Because cerebral angiography is associated with a risk of stroke, less invasive diagnostic modalities such as CT angiography and spectrography may become more accepted for the diagnosis of bow hunter’s stroke in the future. The decision to proceed with more invasive diagnostic procedures must be related to patients’ deficits and symptoms and their reproducibility with head positioning.

Figure 6. C1-C2 posterior cervical fusion. The transarticular screw and wiring technique is one of many that can be used to immobilize the C1-C2 joint.

Treatment and Outcomes

Patients with bow hunter’s stroke have been treated conservatively with anticoagulation therapy.[20] Other noninvasive approaches have included encouraging the patient not to turn the head to the affected side or the use of a cervical collar to provide a palpable reminder. Fearing that symptoms will return or that they will lose consciousness, many patients find this form of treatment unacceptable.

When symptoms are caused by rotation at C1-C2, a logical surgical approach is to perform a fusion and fixation at that level (Fig. 6).[5,22] Fusion at C1-C2 has been associated with resolution of symptoms.[5,12,22] The disadvantage of this approach, however, is that neck rotation can be limited by as much as 50% to 70%.[12] In one series, patients whose rotational movements were extremely reduced experienced significant discomfort. Overall, however, the patients were satisfied with the surgery because the symptoms of bow hunter’s stroke did not return.[12]

Figure 7. (A) Operative exposure for (B) vertebral artery decompression with C1 hemilaminectomy.

An alternate treatment is surgical decompression of the vertebral artery. Shimizu et al.[18] used a posterior approach to the arch of C1 (Fig. 7) to release the vertebral artery from its fixation points in the transverse foramen and sulcus arteriosus by performing a hemilaminectomy. Patients exhibited no further symptoms after surgery, and no rotary obstruction was apparent at that level on postoperative angiography. Surgical intervention to decompress fibrous bands[11] or osteophytic spurs[13,17] appears to offer long-term relief from symptoms, but no large series are available. Other approaches, including the anterolateral approach for decompression of the atlantoaxial vertebral artery, have also been described.[7]

Matsuyama et al.[12] compared the efficacy of C1-C2 posterior fusion in eight patients to decompression of the vertebral artery alone in nine patients. Range of motion was reduced in those who underwent surgical fusion, but their symptoms did not recur. Conversely, of the nine patients who underwent vertebral artery decompression alone, three (33%) patients experienced recurrent symptoms and subsequently underwent surgical fusion. In these patients, dynamic angiography showed that the vertebral artery on the operated side was still occluded with head rotation. One patient developed a right cerebellar infarction between operations.
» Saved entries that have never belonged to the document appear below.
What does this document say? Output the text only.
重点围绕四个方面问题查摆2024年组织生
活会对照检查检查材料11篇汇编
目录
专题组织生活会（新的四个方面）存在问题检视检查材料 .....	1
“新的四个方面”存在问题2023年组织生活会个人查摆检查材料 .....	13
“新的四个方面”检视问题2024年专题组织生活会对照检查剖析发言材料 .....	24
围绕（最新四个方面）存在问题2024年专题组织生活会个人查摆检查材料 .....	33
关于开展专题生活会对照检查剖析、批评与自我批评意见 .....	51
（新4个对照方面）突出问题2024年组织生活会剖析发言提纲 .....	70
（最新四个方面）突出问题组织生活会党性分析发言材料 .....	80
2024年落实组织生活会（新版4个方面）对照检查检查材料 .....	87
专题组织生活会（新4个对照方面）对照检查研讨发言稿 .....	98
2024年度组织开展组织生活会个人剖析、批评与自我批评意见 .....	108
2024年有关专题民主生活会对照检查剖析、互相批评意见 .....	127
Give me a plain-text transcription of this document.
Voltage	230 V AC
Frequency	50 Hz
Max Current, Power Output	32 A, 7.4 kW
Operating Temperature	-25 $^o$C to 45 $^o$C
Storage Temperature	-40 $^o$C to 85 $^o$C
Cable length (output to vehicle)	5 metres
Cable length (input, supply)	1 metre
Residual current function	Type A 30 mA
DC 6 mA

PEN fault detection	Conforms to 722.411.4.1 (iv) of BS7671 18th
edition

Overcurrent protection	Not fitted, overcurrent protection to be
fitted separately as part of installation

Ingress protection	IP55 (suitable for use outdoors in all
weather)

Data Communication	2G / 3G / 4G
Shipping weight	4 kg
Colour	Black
Although it is unclear which operation should be performed initially, Matsuyama et al.[12] concluded that to avoid vertebral artery occlusion with certainty a posterior fusion should be considered. Routinely assessing the efficacy of decompression with cerebral angiography in the postoperative period was not mentioned. As our cases demonstrate, decompression of the vertebral artery alone can provide excellent symptomatic relief and can be assessed with cerebral angiography after surgery. The senior authors (RFS and JMZ) use posterior decompression of the vertebral artery as a first-line surgical therapy to avoid compromising cervical range-of-motion. Postoperative dynamic angiography readily tests surgical efficacy. If patients subsequently fail clinically or on diagnostic evaluation, a stabilization and fusion procedure is considered. If surgery for bow hunter’s stroke is to be entertained, patients must be informed of the advantages and disadvantages of each procedure.


As with epidemiological data regarding bow hunter’s stroke, the long-term outcome of patients with this disease is not clearly understood given the overall rarity of the condition. But, because bow hunter’s stroke is caused by mechanical obstruction of the vertebral artery with neck rotation, any intervention that alleviates the compression and restores blood flow should significantly improve outcomes.